Your first port of call should be to speak to your existing agent to let them know if you are not happy about the way your house is being marketed. You should also be prepared to listen to their feedback to see if there’s anything within your control that’s preventing the property from selling. If you’ve done this and you still think they aren’t doing a good job, you might want to look for someone else to sell it for you.
However, before switching estate agents, always check the small-print in your contract to make sure you’re not going to get caught out having to pay two lots of commission. Your existing agency may have a clause in your contract with them that entitles them to a fee if your house sells within a certain time period, or if they originally introduced the buyer – even if the sale goes through another agency.
If your existing agent has exclusivity for a period of time, unfortunately you may need to wait it out unless you can get it in writing that they will release you from it. If there is an introducer clause, you can ask them for a list of names of the people they have introduced so you can keep a record and give it to your new agent. Be up-front with your new agent and before instructing them, make sure it's clear who you’ll be paying a fee to if someone previously introduced becomes the buyer.
4. Sell your house in a different way
Did you know that you can sell a property in the UK without using an estate agent at all? Many of these options are often overlooked but can be more effective if you are having trouble selling your house.
Each method has its advantages and disadvantages over a traditional sale, depending on your particular set of needs. So whether you need a guaranteed fast sale, want more control over the process, or need to make sure the sale price clears your mortgage, there are alternatives that can be worth exploring.

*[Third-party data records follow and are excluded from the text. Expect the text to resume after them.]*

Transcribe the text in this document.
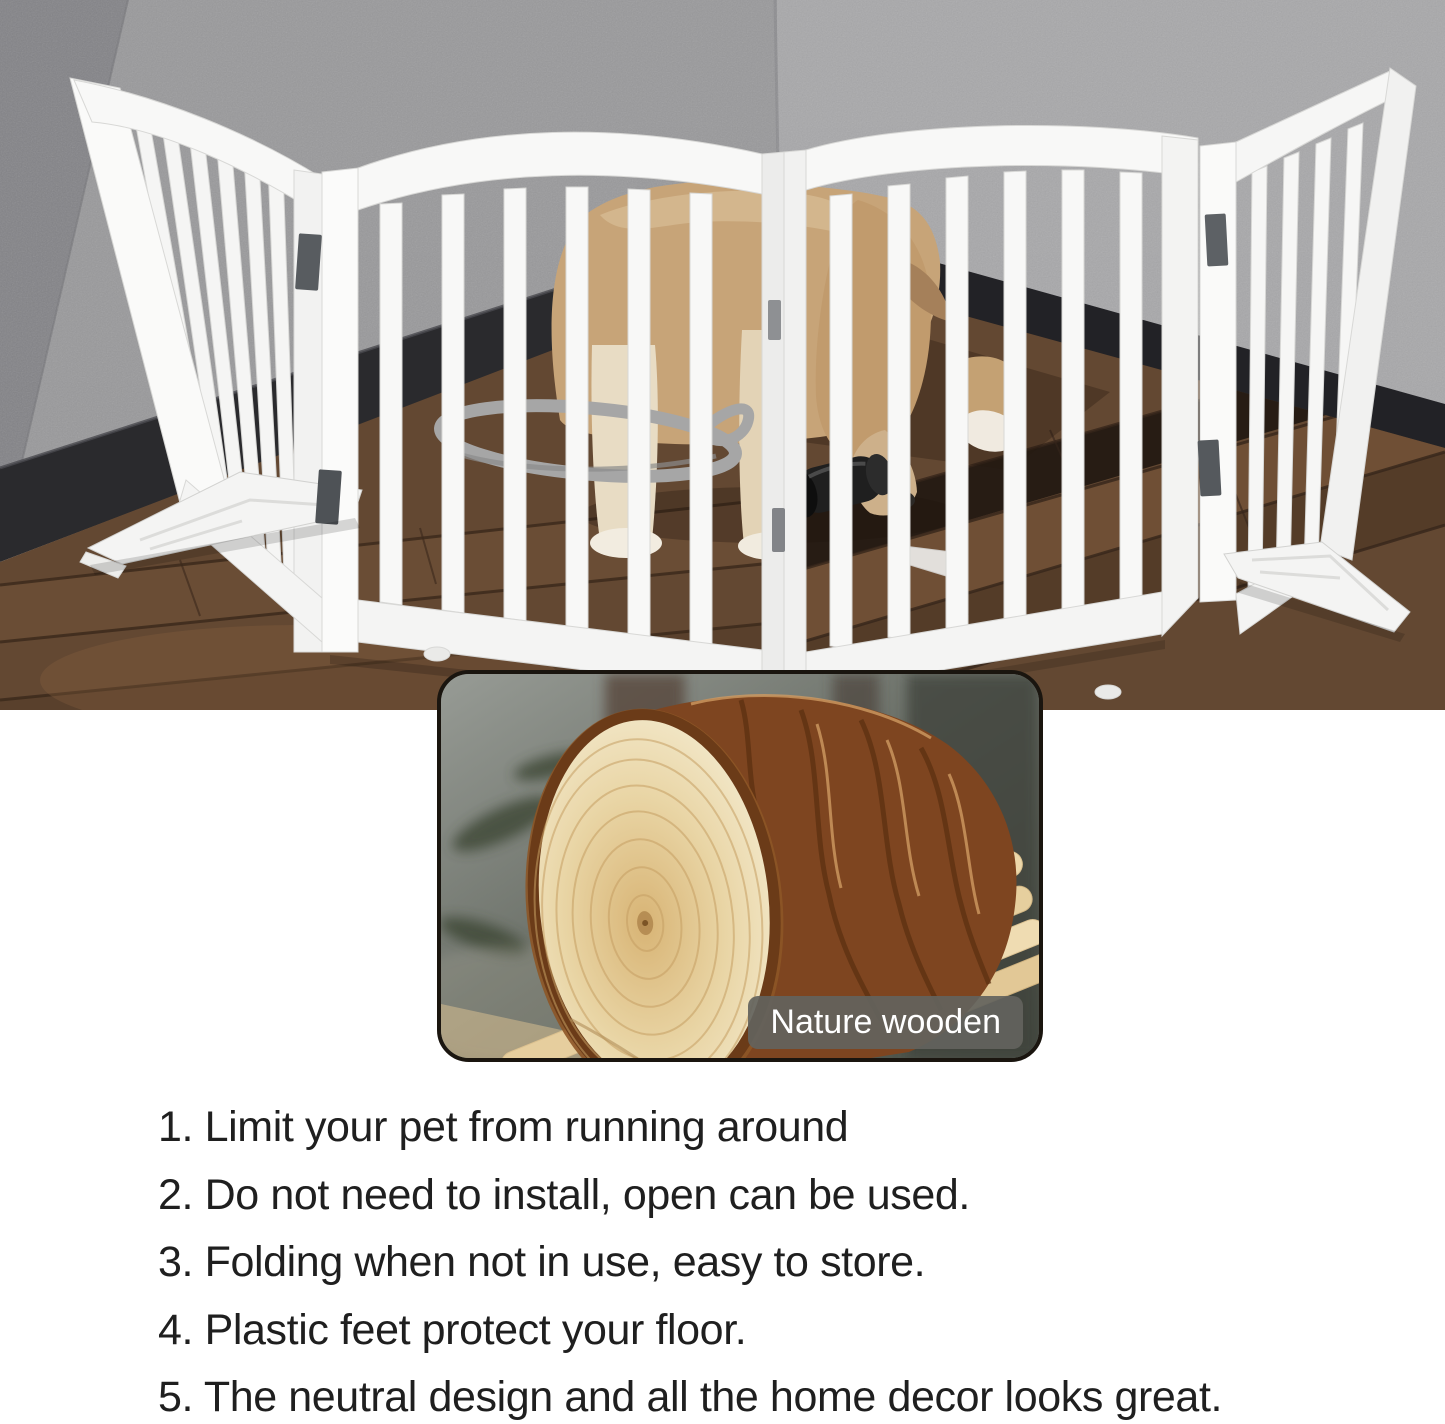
Nature wooden
1. Limit your pet from running around
2. Do not need to install, open can be used.
3. Folding when not in use, easy to store.
4. Plastic feet protect your floor.
5. The neutral design and all the home decor looks great.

From private sale, to auction, to companies who can buy your property directly from you; we’ve compiled a comprehensive list of alternative ways to sell a house that don’t involve using an estate agent.
5. Rent your property out
A house that won’t sell can become an expensive financial burden, especially if you aren’t living there. Renting out your property to someone else is one possible way to cover the cost of your mortgage and other bills that you’d otherwise be stuck with after you’ve moved out. It can even be profitable in some cases.
However, there are important legal and moral obligations that come with being a landlord that shouldn't be taken lightly. You’ll have a duty of care towards your tenants, and that means making sure the property is well maintained so that it’s safe, secure, and fit for human habitation. Money (and time) should be set aside for this, as well as for the additional tax liabilities you may incur from your additional earnings.
If you can’t sell your property and plan to rent it out instead, we recommend that you read more about what’s really involved in renting out your home.
6. Postpone the sale
If you’re having difficulty finding a buyer for your home, you may want to reconsider whether you really need to sell it at this moment in time. If the property market has hit a bit of a slump and your need is not urgent, by postponing the sale for a few months or more, you may be able to re-list it at a time when market conditions have improved and you have a better chance of selling.
However, if you need to move home urgently, or the property is putting a strain on your finances, putting things off is not an option for you. Instead, review each of the five options above to see which of them will work best for your situation, and get moving.